Credit for the African Pieta image: Patrice THEBAULT/CIRIC

  • John D Peirce
    Posted at 09:14h, 02 October

    Maybe loosing interest is the real crime. I wonder if any police have ever done prison time for the murder or wrongful death of an unarmed black person. The public is occassionally outraged, but we loose interest through the legal process.

    • Kevin Dowd
      Posted at 09:20h, 02 October

      You may be onto something. I remember learning that love has two opposites: hate and apathy. But how do we stir one another out of complacency?

  • Angela
    Posted at 08:17h, 05 October

    That is a good point. I think the only way to fight complacency is to pray for the grace to become the people God intended for us to be; practicing radical forgiveness, radical charity, and radical love.

  • Marion Collins
    Posted at 19:27h, 06 October

    Kevin, you deserve so much credit for speaking out about an issue that has currently become so prevalent and vicious in America. The treatment of Black Americans needs to be seen and heard if we are ever to live in Peace.
    Your opening theme picture portrays a woman in chains, about to be tortured and murdered in the horrific lynchings of our History. I am glad that you exposed the Black Experience with the overriding issue of White Supremacy. You even courageously exposed the actual atrocities of the lynchings, the torture that proceeded them and the carnival type atmosphere of celebration including women and children taking part!
    We are indeed guilty of ignoring the crosses of our black brothers and sisters and in doing so we do not see the cross that reminds us of Jesus on the Cross and His Presence in our lives.
    In Haiti, I once saw a very large Cross with a Black Jesus and that image will always be with me as will your beautiful Black Pieta.
    As you stated, we tend to wear a Cross but do not look at its’s true meaning, calling to mind the torture, pain and suffering of Jesus.
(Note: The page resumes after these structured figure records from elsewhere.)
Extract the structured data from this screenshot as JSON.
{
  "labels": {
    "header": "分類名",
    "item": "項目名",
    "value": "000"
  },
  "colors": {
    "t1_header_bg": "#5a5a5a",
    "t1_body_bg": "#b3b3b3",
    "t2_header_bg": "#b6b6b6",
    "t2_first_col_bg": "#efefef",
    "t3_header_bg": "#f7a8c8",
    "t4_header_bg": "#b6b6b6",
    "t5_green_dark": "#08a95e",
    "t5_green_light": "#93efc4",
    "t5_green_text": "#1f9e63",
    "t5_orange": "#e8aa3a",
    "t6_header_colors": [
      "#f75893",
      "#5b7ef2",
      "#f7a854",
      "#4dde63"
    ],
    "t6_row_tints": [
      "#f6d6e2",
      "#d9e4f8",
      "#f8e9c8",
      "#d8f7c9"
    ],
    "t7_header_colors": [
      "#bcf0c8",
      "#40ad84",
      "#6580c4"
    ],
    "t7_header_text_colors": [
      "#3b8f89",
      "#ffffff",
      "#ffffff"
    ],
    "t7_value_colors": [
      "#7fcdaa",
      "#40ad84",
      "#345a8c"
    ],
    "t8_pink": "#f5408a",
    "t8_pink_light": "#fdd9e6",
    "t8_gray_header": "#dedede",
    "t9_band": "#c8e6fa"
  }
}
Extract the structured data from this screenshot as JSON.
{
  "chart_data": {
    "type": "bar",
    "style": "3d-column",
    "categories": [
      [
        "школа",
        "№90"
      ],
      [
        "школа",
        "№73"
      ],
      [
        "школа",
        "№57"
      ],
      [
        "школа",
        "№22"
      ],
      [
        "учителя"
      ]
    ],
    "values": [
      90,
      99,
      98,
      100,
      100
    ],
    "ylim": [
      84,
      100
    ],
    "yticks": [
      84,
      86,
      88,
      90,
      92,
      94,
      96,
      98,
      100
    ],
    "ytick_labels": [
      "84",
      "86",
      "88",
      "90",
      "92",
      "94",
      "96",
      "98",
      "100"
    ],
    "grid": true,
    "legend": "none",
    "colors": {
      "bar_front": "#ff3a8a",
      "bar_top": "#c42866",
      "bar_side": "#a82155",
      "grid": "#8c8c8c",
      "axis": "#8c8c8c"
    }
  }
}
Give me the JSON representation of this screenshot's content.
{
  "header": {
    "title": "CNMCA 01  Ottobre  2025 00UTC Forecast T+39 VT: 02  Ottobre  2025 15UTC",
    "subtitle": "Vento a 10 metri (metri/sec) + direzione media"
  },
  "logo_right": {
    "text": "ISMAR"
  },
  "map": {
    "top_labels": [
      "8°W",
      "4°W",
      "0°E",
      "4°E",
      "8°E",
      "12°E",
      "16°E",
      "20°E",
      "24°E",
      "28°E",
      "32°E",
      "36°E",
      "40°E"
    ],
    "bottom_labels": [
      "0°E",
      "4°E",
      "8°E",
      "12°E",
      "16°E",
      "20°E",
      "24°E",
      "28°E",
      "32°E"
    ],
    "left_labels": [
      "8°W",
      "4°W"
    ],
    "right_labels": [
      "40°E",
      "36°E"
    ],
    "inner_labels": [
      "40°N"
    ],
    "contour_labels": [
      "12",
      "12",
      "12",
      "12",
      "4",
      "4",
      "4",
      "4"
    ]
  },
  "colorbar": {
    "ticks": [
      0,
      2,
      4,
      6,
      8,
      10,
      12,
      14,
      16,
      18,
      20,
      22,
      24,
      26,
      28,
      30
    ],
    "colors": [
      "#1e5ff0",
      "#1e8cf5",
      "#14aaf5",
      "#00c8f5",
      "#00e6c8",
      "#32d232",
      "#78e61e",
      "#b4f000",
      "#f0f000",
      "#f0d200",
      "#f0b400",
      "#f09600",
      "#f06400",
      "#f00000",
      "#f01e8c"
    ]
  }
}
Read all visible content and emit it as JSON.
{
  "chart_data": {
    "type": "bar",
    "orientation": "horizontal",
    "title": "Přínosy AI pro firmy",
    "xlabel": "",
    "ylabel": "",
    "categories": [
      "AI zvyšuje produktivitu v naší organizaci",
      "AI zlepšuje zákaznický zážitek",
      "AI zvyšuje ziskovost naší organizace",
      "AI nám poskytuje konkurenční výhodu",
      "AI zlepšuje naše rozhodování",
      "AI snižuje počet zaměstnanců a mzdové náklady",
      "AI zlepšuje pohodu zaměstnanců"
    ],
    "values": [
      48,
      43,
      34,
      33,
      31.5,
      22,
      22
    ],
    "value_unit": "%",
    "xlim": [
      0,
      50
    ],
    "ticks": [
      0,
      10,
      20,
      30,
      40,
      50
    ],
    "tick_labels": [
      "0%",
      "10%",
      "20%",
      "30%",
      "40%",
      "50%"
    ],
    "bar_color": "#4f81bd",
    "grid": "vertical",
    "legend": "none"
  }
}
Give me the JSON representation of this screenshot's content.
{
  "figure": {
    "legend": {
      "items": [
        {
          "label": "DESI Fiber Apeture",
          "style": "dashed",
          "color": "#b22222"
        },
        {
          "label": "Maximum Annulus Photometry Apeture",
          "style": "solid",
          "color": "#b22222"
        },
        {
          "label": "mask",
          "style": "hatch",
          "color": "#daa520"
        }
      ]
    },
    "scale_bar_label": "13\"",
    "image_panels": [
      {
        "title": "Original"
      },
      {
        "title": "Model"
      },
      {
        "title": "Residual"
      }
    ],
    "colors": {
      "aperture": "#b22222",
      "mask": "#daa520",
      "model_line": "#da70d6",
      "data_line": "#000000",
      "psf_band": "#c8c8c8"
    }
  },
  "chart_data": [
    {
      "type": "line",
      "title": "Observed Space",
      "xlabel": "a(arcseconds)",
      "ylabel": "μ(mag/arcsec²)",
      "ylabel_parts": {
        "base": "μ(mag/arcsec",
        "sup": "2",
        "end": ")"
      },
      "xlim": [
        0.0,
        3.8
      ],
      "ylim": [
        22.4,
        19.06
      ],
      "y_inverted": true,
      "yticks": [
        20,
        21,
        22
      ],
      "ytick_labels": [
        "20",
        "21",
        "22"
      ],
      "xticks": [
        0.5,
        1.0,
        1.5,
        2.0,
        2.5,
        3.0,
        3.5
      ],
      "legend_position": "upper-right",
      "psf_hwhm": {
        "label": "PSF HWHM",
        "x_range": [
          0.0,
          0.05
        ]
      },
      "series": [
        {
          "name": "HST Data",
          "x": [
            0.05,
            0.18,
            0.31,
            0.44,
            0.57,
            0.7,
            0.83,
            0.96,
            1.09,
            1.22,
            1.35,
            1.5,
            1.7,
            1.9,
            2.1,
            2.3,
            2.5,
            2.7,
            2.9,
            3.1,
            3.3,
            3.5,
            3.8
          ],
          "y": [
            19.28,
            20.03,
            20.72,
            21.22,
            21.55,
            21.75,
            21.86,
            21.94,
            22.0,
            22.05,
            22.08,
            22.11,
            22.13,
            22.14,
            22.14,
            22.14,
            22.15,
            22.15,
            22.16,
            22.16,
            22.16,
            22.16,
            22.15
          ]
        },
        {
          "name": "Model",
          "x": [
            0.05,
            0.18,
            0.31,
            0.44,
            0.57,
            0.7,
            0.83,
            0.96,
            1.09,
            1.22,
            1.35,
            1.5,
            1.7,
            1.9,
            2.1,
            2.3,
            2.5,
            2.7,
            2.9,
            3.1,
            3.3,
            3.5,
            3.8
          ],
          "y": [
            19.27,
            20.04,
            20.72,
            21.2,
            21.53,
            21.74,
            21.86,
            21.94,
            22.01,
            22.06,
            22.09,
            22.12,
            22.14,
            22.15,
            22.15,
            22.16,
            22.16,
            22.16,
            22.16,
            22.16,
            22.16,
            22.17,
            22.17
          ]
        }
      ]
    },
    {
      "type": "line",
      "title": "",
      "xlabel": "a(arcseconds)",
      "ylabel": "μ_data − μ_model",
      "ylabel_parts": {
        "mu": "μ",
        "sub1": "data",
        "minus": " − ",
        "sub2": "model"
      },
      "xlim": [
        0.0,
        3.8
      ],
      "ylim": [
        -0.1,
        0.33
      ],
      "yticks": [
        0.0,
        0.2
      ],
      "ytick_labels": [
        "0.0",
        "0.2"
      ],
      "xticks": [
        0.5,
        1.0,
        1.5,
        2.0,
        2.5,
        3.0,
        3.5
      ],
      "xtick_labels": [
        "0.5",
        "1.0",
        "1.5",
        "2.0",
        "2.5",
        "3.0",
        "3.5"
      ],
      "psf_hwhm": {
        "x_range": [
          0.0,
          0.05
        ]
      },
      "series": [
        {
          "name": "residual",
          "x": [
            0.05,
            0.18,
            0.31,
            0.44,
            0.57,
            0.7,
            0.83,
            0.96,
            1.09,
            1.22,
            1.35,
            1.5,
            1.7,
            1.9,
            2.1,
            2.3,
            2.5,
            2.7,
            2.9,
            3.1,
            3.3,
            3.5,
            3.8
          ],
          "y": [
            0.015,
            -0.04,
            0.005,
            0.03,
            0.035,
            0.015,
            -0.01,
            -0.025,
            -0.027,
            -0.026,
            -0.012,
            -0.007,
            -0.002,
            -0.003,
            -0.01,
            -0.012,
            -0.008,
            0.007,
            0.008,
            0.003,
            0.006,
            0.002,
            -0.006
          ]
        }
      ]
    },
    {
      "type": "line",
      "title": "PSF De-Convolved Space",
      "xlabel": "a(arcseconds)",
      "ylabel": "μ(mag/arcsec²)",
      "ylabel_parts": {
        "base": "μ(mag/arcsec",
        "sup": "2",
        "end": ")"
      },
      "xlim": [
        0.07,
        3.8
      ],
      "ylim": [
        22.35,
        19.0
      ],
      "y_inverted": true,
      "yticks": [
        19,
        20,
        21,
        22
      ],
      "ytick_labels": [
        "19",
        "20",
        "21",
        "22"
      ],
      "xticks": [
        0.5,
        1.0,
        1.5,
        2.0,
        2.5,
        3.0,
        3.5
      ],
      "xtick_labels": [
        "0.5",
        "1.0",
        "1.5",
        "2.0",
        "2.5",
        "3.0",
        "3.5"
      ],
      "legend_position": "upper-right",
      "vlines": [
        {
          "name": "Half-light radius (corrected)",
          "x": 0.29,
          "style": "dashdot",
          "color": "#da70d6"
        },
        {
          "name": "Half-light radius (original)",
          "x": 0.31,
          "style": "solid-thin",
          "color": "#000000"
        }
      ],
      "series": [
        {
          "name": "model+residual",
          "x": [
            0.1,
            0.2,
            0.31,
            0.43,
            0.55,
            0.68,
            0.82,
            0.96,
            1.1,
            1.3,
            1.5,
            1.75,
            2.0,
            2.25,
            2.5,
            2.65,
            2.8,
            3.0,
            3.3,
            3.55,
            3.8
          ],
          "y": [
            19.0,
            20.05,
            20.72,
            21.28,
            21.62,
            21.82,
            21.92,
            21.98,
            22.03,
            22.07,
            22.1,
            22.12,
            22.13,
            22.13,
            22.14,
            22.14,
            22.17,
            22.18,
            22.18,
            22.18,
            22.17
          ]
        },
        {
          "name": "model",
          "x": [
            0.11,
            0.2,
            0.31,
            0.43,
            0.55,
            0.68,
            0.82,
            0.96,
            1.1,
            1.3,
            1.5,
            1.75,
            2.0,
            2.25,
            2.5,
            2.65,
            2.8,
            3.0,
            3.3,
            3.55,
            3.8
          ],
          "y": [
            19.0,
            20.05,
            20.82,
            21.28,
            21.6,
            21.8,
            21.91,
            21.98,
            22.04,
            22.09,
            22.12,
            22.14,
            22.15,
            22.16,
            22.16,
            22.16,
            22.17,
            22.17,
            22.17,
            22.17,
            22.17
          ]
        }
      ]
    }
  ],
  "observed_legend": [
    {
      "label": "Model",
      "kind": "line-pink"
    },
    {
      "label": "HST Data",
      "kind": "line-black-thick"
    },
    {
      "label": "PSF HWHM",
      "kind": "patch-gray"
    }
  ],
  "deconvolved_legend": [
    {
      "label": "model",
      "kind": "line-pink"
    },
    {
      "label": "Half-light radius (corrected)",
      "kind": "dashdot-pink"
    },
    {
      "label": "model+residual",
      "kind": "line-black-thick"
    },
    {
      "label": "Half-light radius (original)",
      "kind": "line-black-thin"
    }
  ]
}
He died for us, surely we can speak out for Him in our treatment of our Black brothers and sisters with respect and the justice they deserve.
    Kevin, I particularly like your image of “American Mosaic”, All People , Black, White, Asian and Latino working together to create “LIberty and Justice for ALL”.

    My fervent hope and prayer is that of Maya Angelou that you quoted: “that History faced with courage need not be lived again”!

    You also do a wonderful job of weaving the Scriptures of the day into the lesson you proclaim!

    Bayard-thank you for publishing a blog that calls us all to true reflection and action in today’s America!